Who Charges More Than $2.99 For Android/iOS Games? Crazy People.

Posted by on August 6, 2012 at 8:43 am

Charging Nintendo DS prices for Android games is absolutely ridiculous.

When I was a kid, I didn’t buy video games. I take that back: I did, but only when Christmas and birthday cash rolled around, but acquiring video games was mostly me nagging my parents to buy them in an era long before I had a job. Of course, back in 1996 new Super Nintendo titles, like the fantastic Yoshi’s Island, were still going for $69.99, which translates to about $100 in modern dollars. Can you imagine paying $100 for a video game these days that wasn’t loaded with tons of online tokens and other cheap tchotchkes? How things have changed…

Now, I’m still relatively new to mobile gaming. After the Super Nintendo, disc-based systems like the PC and the Xbox brought down the price of gaming dramatically. At one point, I even owned 85 Xbox games, they were so easy to acquire and I had so much free spending money. But expectations are different on phones. It’s not as equipped as a Nintendo handheld for gaming, which justifies the $29.99 prices there, but starting at free and working up to $.99 or more feels like a struggle. I’ve been reviewing a number of free mobile games that made money through in-game transactions that make them easier to make progress in. But games that don’t have that infrastructure are almost required to charge more to equate to the same amount of revenue. These are also userbases that rival or exceed any console platform, handheld or otherwise, ever made, and these games are available to nearly everyone who purchases one.

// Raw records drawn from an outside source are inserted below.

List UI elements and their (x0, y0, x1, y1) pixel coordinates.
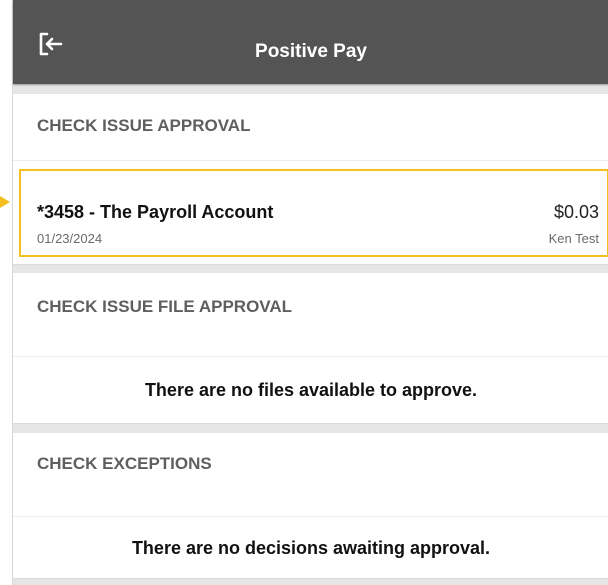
account-name: *3458 - The Payroll Account (37, 202, 274, 222)
page-title: Positive Pay (255, 41, 367, 62)
submitted-by: Ken Test (548, 231, 599, 246)
check-issue-approval-heading: CHECK ISSUE APPROVAL (37, 116, 251, 135)
check-issue-file-approval-heading: CHECK ISSUE FILE APPROVAL (37, 297, 293, 316)
check-issue-item[interactable]: *3458 - The Payroll Account 01/23/2024 $… (19, 169, 608, 257)
check-issue-file-approval-card: CHECK ISSUE FILE APPROVAL There are no f… (13, 273, 608, 423)
check-amount: $0.03 (553, 202, 599, 222)
issue-date: 01/23/2024 (37, 231, 103, 246)
no-decisions-message: There are no decisions awaiting approval… (131, 538, 491, 558)
section-divider (13, 356, 608, 357)
check-exceptions-heading: CHECK EXCEPTIONS (37, 454, 212, 473)
app-header: Positive Pay (13, 0, 608, 84)
section-divider (13, 516, 608, 517)
no-files-message: There are no files available to approve. (144, 380, 478, 400)
check-exceptions-card: CHECK EXCEPTIONS There are no decisions … (13, 433, 608, 578)
highlight-pointer-icon (0, 196, 10, 208)
positive-pay-app: Positive Pay CHECK ISSUE APPROVAL *3458 … (12, 0, 608, 585)
section-divider (13, 160, 608, 161)
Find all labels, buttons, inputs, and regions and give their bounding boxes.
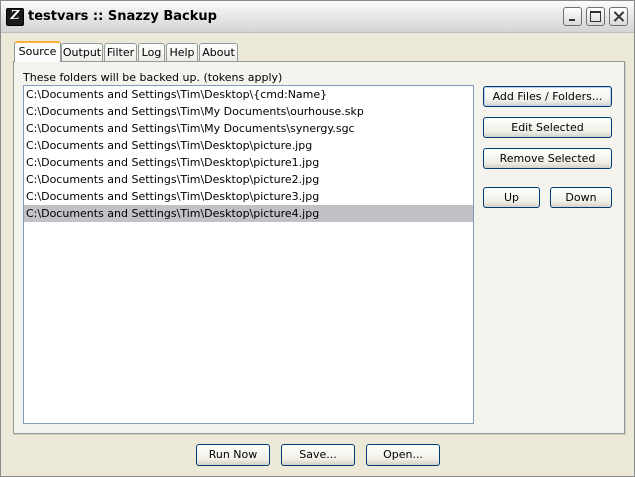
close-button[interactable] <box>609 7 628 26</box>
list-item-selected[interactable]: C:\Documents and Settings\Tim\Desktop\pi… <box>24 205 473 222</box>
tab-about[interactable]: About <box>199 43 238 61</box>
list-item[interactable]: C:\Documents and Settings\Tim\Desktop\pi… <box>24 188 473 205</box>
edit-selected-button[interactable]: Edit Selected <box>483 117 612 138</box>
title-bar[interactable]: Z testvars :: Snazzy Backup <box>1 1 634 33</box>
tab-log[interactable]: Log <box>138 43 165 61</box>
source-folder-list[interactable]: C:\Documents and Settings\Tim\Desktop\{c… <box>23 85 474 424</box>
tab-help[interactable]: Help <box>166 43 198 61</box>
open-button[interactable]: Open... <box>366 444 440 466</box>
app-window: Z testvars :: Snazzy Backup Source Outpu… <box>0 0 635 477</box>
minimize-button[interactable] <box>563 7 582 26</box>
run-now-button[interactable]: Run Now <box>196 444 270 466</box>
add-files-folders-button[interactable]: Add Files / Folders... <box>483 86 612 107</box>
app-logo-icon[interactable]: Z <box>6 8 24 26</box>
list-item[interactable]: C:\Documents and Settings\Tim\Desktop\pi… <box>24 171 473 188</box>
maximize-button[interactable] <box>586 7 605 26</box>
move-down-button[interactable]: Down <box>550 187 612 208</box>
window-title: testvars :: Snazzy Backup <box>28 9 217 24</box>
source-description: These folders will be backed up. (tokens… <box>23 71 283 84</box>
tab-output[interactable]: Output <box>61 43 103 61</box>
list-item[interactable]: C:\Documents and Settings\Tim\Desktop\pi… <box>24 154 473 171</box>
move-up-button[interactable]: Up <box>483 187 540 208</box>
save-button[interactable]: Save... <box>281 444 355 466</box>
list-item[interactable]: C:\Documents and Settings\Tim\My Documen… <box>24 103 473 120</box>
tab-source[interactable]: Source <box>14 41 61 62</box>
remove-selected-button[interactable]: Remove Selected <box>483 148 612 169</box>
list-item[interactable]: C:\Documents and Settings\Tim\Desktop\pi… <box>24 137 473 154</box>
list-item[interactable]: C:\Documents and Settings\Tim\My Documen… <box>24 120 473 137</box>
tab-filter[interactable]: Filter <box>104 43 137 61</box>
list-item[interactable]: C:\Documents and Settings\Tim\Desktop\{c… <box>24 86 473 103</box>
app-logo-letter: Z <box>10 8 20 22</box>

So who’s really charging more than $2.99 for mobile games? Traditional publishers like Electronic Arts who see mobile pricing as a concession to their sales on other platforms. Even people buying the games on PC in their “super value $9.99” format are giving them more money than the people buying the smaller versions through the Play Store. These titles don’t stand out for their excellent production values or gaming value, but rather the misplaced faith of old thinking. Now, I can’t say that $4.99 is a bad price point for a title that does truly deserve it, like an 80-hour RPG on your phone, but a company like EA or Activision is going to have to work harder for my dollar than merely being the only officially-branded FIFA or Tetris game in the store.